Finance et Investissement.com

01.01.2009 - Stéphane Desjardins

Imprimer

Nouvelles

Les leçons de l'affaire Madoff et nos régulateurs

Une commission des valeurs mobilières unique pancanadienne n'aurait pu empêcher une affaire Madoff de ce côté-ci de la frontière. Car on peut détester Bernard Madoff pour ce qu'il a fait, mais c'est davantage l'inaction de la SEC qui est condamnable dans cette histoire.

L'ampleur de la fraude commise par le financier américain Bernard Madoff laisse songeur. Et fait beaucoup penser à Norbourg. Car Bernard Madoff et Vincent Lacroix sont deux fraudeurs de haut vol. Bernard Madoff avait peut-être plus de classe que Vincent Lacroix, mais ils ont tous deux profité des failles dans le système. Et ils ont surtout exploité la complaisance des autorités.

Comme tous les bons fraudeurs, Bernard Madoff et Vincent Lacroix ont usé de leur charme à profusion. Ils se sont laissé emporter dans un tourbillon d'escroqueries qu'ils ont eux-mêmes créé. Je ne dis pas que Norbourg a été une fraude de type Ponzi (ou fraude pyramidale). Mais Vincent Lacroix s'est tout de même servi de l'argent des fonds gérés par les entreprises qu'il achetait pour faire de nouvelles acquisitions.

L'aventure de Vincent Lacroix à la tête de Norbourg n'aurait pas pu se faire sans l'inaction des autorités. Les tribunaux, si ce n'est le temps, finiront bien par démêler l'enchevêtrement des alliances et des incompétences qui ont permis à Vincent Lacroix de bâtir Norbourg aux dépens des investisseurs, et ce, malgré les lois.

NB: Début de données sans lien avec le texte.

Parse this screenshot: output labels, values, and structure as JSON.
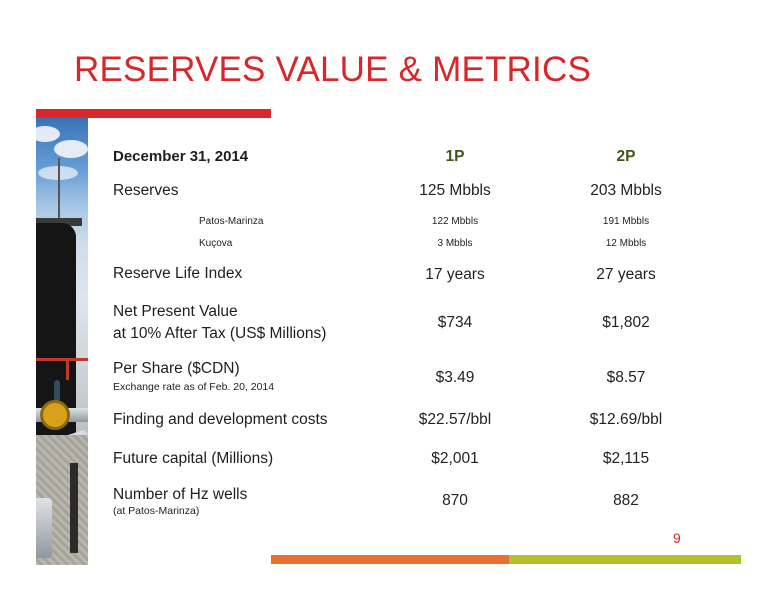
{
  "slide": {
    "title": "RESERVES VALUE & METRICS",
    "page_number": "9",
    "colors": {
      "title_red": "#d8262b",
      "bar_orange": "#ec6e2e",
      "bar_green": "#b5be2f",
      "header_green": "#3e5618"
    }
  },
  "table": {
    "date_header": "December 31, 2014",
    "col1_header": "1P",
    "col2_header": "2P",
    "reserves": {
      "label": "Reserves",
      "p1": "125 Mbbls",
      "p2": "203 Mbbls"
    },
    "patos": {
      "label": "Patos-Marinza",
      "p1": "122 Mbbls",
      "p2": "191 Mbbls"
    },
    "kucova": {
      "label": "Kuçova",
      "p1": "3 Mbbls",
      "p2": "12 Mbbls"
    },
    "rli": {
      "label": "Reserve Life Index",
      "p1": "17 years",
      "p2": "27 years"
    },
    "npv": {
      "label_line1": "Net Present Value",
      "label_line2": "at 10% After Tax (US$ Millions)",
      "p1": "$734",
      "p2": "$1,802"
    },
    "per_share": {
      "label": "Per Share ($CDN)",
      "note": "Exchange rate as of Feb. 20, 2014",
      "p1": "$3.49",
      "p2": "$8.57"
    },
    "fd_costs": {
      "label": "Finding and development costs",
      "p1": "$22.57/bbl",
      "p2": "$12.69/bbl"
    },
    "future_capital": {
      "label": "Future capital (Millions)",
      "p1": "$2,001",
      "p2": "$2,115"
    },
    "hz_wells": {
      "label": "Number of Hz wells",
      "note": "(at Patos-Marinza)",
      "p1": "870",
      "p2": "882"
    }
  }
}
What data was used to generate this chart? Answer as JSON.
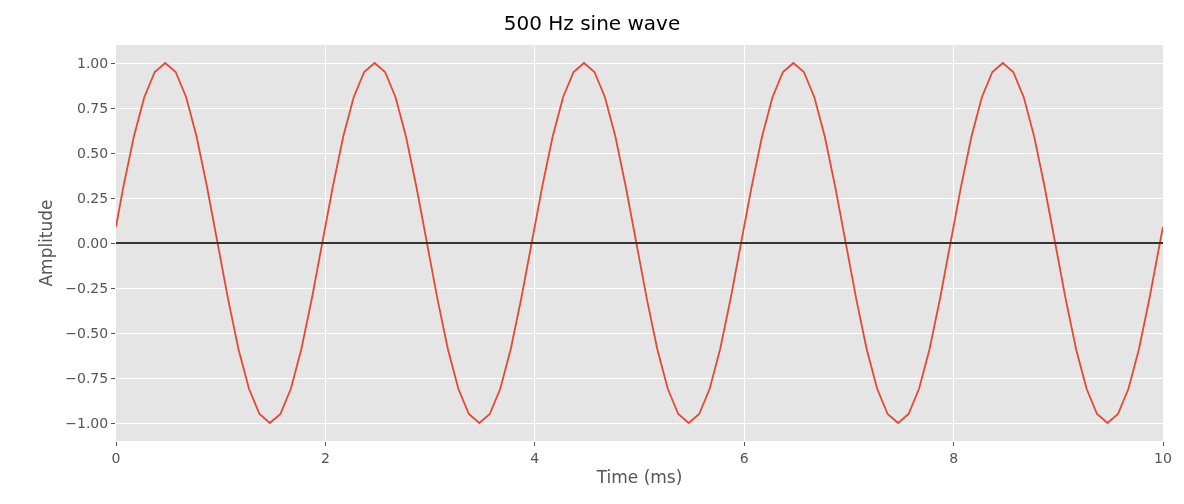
{
  "chart_data": {
    "type": "line",
    "title": "500 Hz sine wave",
    "xlabel": "Time (ms)",
    "ylabel": "Amplitude",
    "x": [
      0,
      0.07,
      0.17,
      0.27,
      0.37,
      0.47,
      0.57,
      0.67,
      0.77,
      0.87,
      0.97,
      1.07,
      1.17,
      1.27,
      1.37,
      1.47,
      1.57,
      1.67,
      1.77,
      1.87,
      1.97,
      2.07,
      2.17,
      2.27,
      2.37,
      2.47,
      2.57,
      2.67,
      2.77,
      2.87,
      2.97,
      3.07,
      3.17,
      3.27,
      3.37,
      3.47,
      3.57,
      3.67,
      3.77,
      3.87,
      3.97,
      4.07,
      4.17,
      4.27,
      4.37,
      4.47,
      4.57,
      4.67,
      4.77,
      4.87,
      4.97,
      5.07,
      5.17,
      5.27,
      5.37,
      5.47,
      5.57,
      5.67,
      5.77,
      5.87,
      5.97,
      6.07,
      6.17,
      6.27,
      6.37,
      6.47,
      6.57,
      6.67,
      6.77,
      6.87,
      6.97,
      7.07,
      7.17,
      7.27,
      7.37,
      7.47,
      7.57,
      7.67,
      7.77,
      7.87,
      7.97,
      8.07,
      8.17,
      8.27,
      8.37,
      8.47,
      8.57,
      8.67,
      8.77,
      8.87,
      8.97,
      9.07,
      9.17,
      9.27,
      9.37,
      9.47,
      9.57,
      9.67,
      9.77,
      9.87,
      9.97,
      10
    ],
    "series": [
      {
        "color": "#e24a33",
        "values": [
          0.09,
          0.31,
          0.59,
          0.81,
          0.95,
          1,
          0.95,
          0.81,
          0.59,
          0.31,
          0,
          -0.31,
          -0.59,
          -0.81,
          -0.95,
          -1,
          -0.95,
          -0.81,
          -0.59,
          -0.31,
          0,
          0.31,
          0.59,
          0.81,
          0.95,
          1,
          0.95,
          0.81,
          0.59,
          0.31,
          0,
          -0.31,
          -0.59,
          -0.81,
          -0.95,
          -1,
          -0.95,
          -0.81,
          -0.59,
          -0.31,
          0,
          0.31,
          0.59,
          0.81,
          0.95,
          1,
          0.95,
          0.81,
          0.59,
          0.31,
          0,
          -0.31,
          -0.59,
          -0.81,
          -0.95,
          -1,
          -0.95,
          -0.81,
          -0.59,
          -0.31,
          0,
          0.31,
          0.59,
          0.81,
          0.95,
          1,
          0.95,
          0.81,
          0.59,
          0.31,
          0,
          -0.31,
          -0.59,
          -0.81,
          -0.95,
          -1,
          -0.95,
          -0.81,
          -0.59,
          -0.31,
          0,
          0.31,
          0.59,
          0.81,
          0.95,
          1,
          0.95,
          0.81,
          0.59,
          0.31,
          0,
          -0.31,
          -0.59,
          -0.81,
          -0.95,
          -1,
          -0.95,
          -0.81,
          -0.59,
          -0.31,
          0,
          0.09
        ]
      }
    ],
    "xlim": [
      0,
      10
    ],
    "xticks": [
      0,
      2,
      4,
      6,
      8,
      10
    ],
    "ylim": [
      -1.1,
      1.1
    ],
    "yticks": [
      {
        "value": -1,
        "label": "−1.00"
      },
      {
        "value": -0.75,
        "label": "−0.75"
      },
      {
        "value": -0.5,
        "label": "−0.50"
      },
      {
        "value": -0.25,
        "label": "−0.25"
      },
      {
        "value": 0,
        "label": "0.00"
      },
      {
        "value": 0.25,
        "label": "0.25"
      },
      {
        "value": 0.5,
        "label": "0.50"
      },
      {
        "value": 0.75,
        "label": "0.75"
      },
      {
        "value": 1,
        "label": "1.00"
      }
    ],
    "ref_lines": [
      {
        "axis": "y",
        "value": 0,
        "color": "#333333"
      }
    ],
    "grid": true
  }
}
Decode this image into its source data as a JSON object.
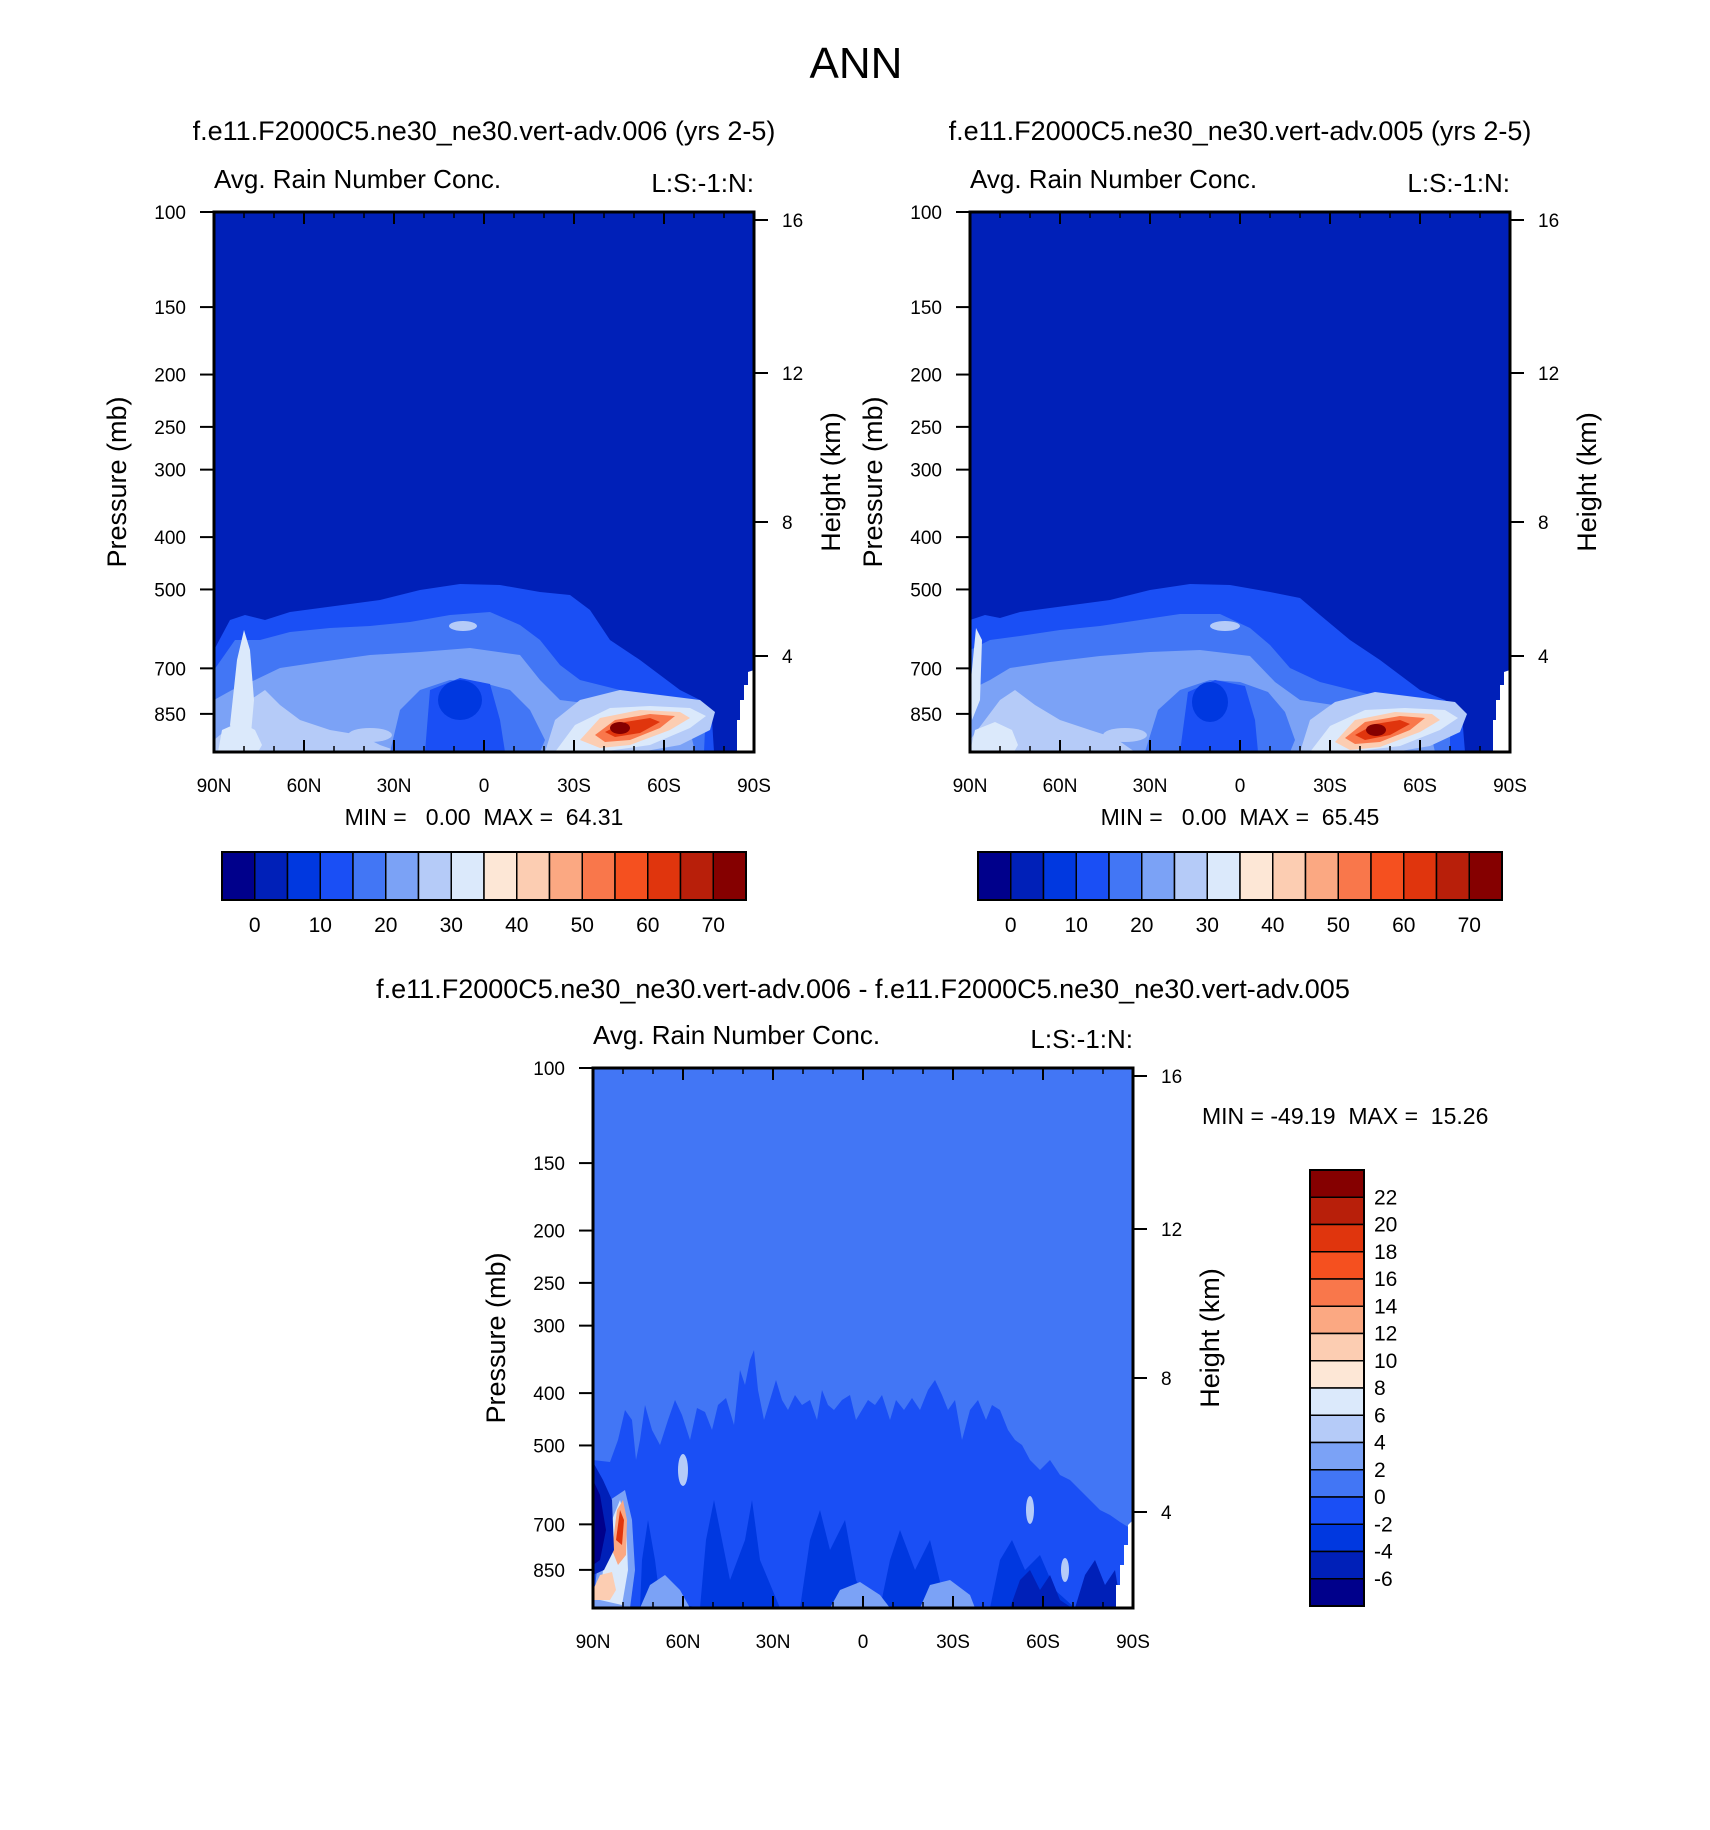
{
  "figure_title": "ANN",
  "palettes": {
    "abs": [
      "#00008b",
      "#0020b8",
      "#0038e0",
      "#1a4ff5",
      "#4276f5",
      "#7ba2f6",
      "#b5cbf8",
      "#dbe9fb",
      "#fde7d6",
      "#fccdb2",
      "#fba882",
      "#f9774b",
      "#f5501f",
      "#e0350d",
      "#b81f0a",
      "#850000"
    ],
    "diff": [
      "#00008b",
      "#0020b8",
      "#0038e0",
      "#1a4ff5",
      "#4276f5",
      "#7ba2f6",
      "#b5cbf8",
      "#dbe9fb",
      "#fde7d6",
      "#fccdb2",
      "#fba882",
      "#f9774b",
      "#f5501f",
      "#e0350d",
      "#b81f0a",
      "#850000"
    ]
  },
  "chart_data": [
    {
      "type": "heatmap",
      "title": "f.e11.F2000C5.ne30_ne30.vert-adv.006 (yrs 2-5)",
      "left_title": "Avg. Rain Number Conc.",
      "right_title": "L:S:-1:N:",
      "ylabel": "Pressure (mb)",
      "y2label": "Height (km)",
      "xticks": [
        "90N",
        "60N",
        "30N",
        "0",
        "30S",
        "60S",
        "90S"
      ],
      "yticks": [
        "100",
        "150",
        "200",
        "250",
        "300",
        "400",
        "500",
        "700",
        "850"
      ],
      "y2ticks": [
        "16",
        "12",
        "8",
        "4"
      ],
      "stats": "MIN =   0.00  MAX =  64.31",
      "min": 0.0,
      "max": 64.31,
      "colorbar_labels": [
        "0",
        "10",
        "20",
        "30",
        "40",
        "50",
        "60",
        "70"
      ],
      "features": [
        {
          "lat": -42,
          "p": 860,
          "value": 64
        },
        {
          "lat": 80,
          "p": 620,
          "value": 40
        },
        {
          "lat": 75,
          "p": 860,
          "value": 35
        }
      ]
    },
    {
      "type": "heatmap",
      "title": "f.e11.F2000C5.ne30_ne30.vert-adv.005 (yrs 2-5)",
      "left_title": "Avg. Rain Number Conc.",
      "right_title": "L:S:-1:N:",
      "ylabel": "Pressure (mb)",
      "y2label": "Height (km)",
      "xticks": [
        "90N",
        "60N",
        "30N",
        "0",
        "30S",
        "60S",
        "90S"
      ],
      "yticks": [
        "100",
        "150",
        "200",
        "250",
        "300",
        "400",
        "500",
        "700",
        "850"
      ],
      "y2ticks": [
        "16",
        "12",
        "8",
        "4"
      ],
      "stats": "MIN =   0.00  MAX =  65.45",
      "min": 0.0,
      "max": 65.45,
      "colorbar_labels": [
        "0",
        "10",
        "20",
        "30",
        "40",
        "50",
        "60",
        "70"
      ],
      "features": [
        {
          "lat": -45,
          "p": 860,
          "value": 65
        },
        {
          "lat": 75,
          "p": 860,
          "value": 30
        }
      ]
    },
    {
      "type": "heatmap",
      "title": "f.e11.F2000C5.ne30_ne30.vert-adv.006 - f.e11.F2000C5.ne30_ne30.vert-adv.005",
      "left_title": "Avg. Rain Number Conc.",
      "right_title": "L:S:-1:N:",
      "ylabel": "Pressure (mb)",
      "y2label": "Height (km)",
      "xticks": [
        "90N",
        "60N",
        "30N",
        "0",
        "30S",
        "60S",
        "90S"
      ],
      "yticks": [
        "100",
        "150",
        "200",
        "250",
        "300",
        "400",
        "500",
        "700",
        "850"
      ],
      "y2ticks": [
        "16",
        "12",
        "8",
        "4"
      ],
      "stats": "MIN = -49.19  MAX =  15.26",
      "min": -49.19,
      "max": 15.26,
      "colorbar_labels": [
        "22",
        "20",
        "18",
        "16",
        "14",
        "12",
        "10",
        "8",
        "6",
        "4",
        "2",
        "0",
        "-2",
        "-4",
        "-6"
      ],
      "features": [
        {
          "lat": 84,
          "p": 620,
          "value": 18
        },
        {
          "lat": 89,
          "p": 620,
          "value": -49
        }
      ]
    }
  ]
}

Les similitudes entre Bernard Madoff et Vincent Lacroix sont troublantes. Il s'est écoulé pas moins d'un an et demi entre la dénonciation, dans ces pages, du comportement de Vincent Lacroix et la fameuse descente orchestrée par l'AMF et la GRC dans les locaux de Norbourg.

Toutefois, les soupçons qui pesaient contre Lacroix remontaient plus loin dans le temps. Plusieurs personnages clés de l'industrie se posaient des questions, et de manière très ou-verte, sur la façon dont Lacroix finançait la croissance de son entreprise. Certains ont même communiqué avec l'AMF à ce sujet, soit par téléphone, soit par écrit. L'affaire de la télécopie de CANAFE, l'agence fédérale de lutte contre le blanchiment d'argent, qui a traîné des mois sur une tablette de l'AMF, ajoute à l'odieux de cette affaire. Le régulateur s'est manifestement traîné les pieds et Vincent Lacroix a pu escroquer les gens pendant de longs mois avant que l'AMF ne sorte de sa torpeur.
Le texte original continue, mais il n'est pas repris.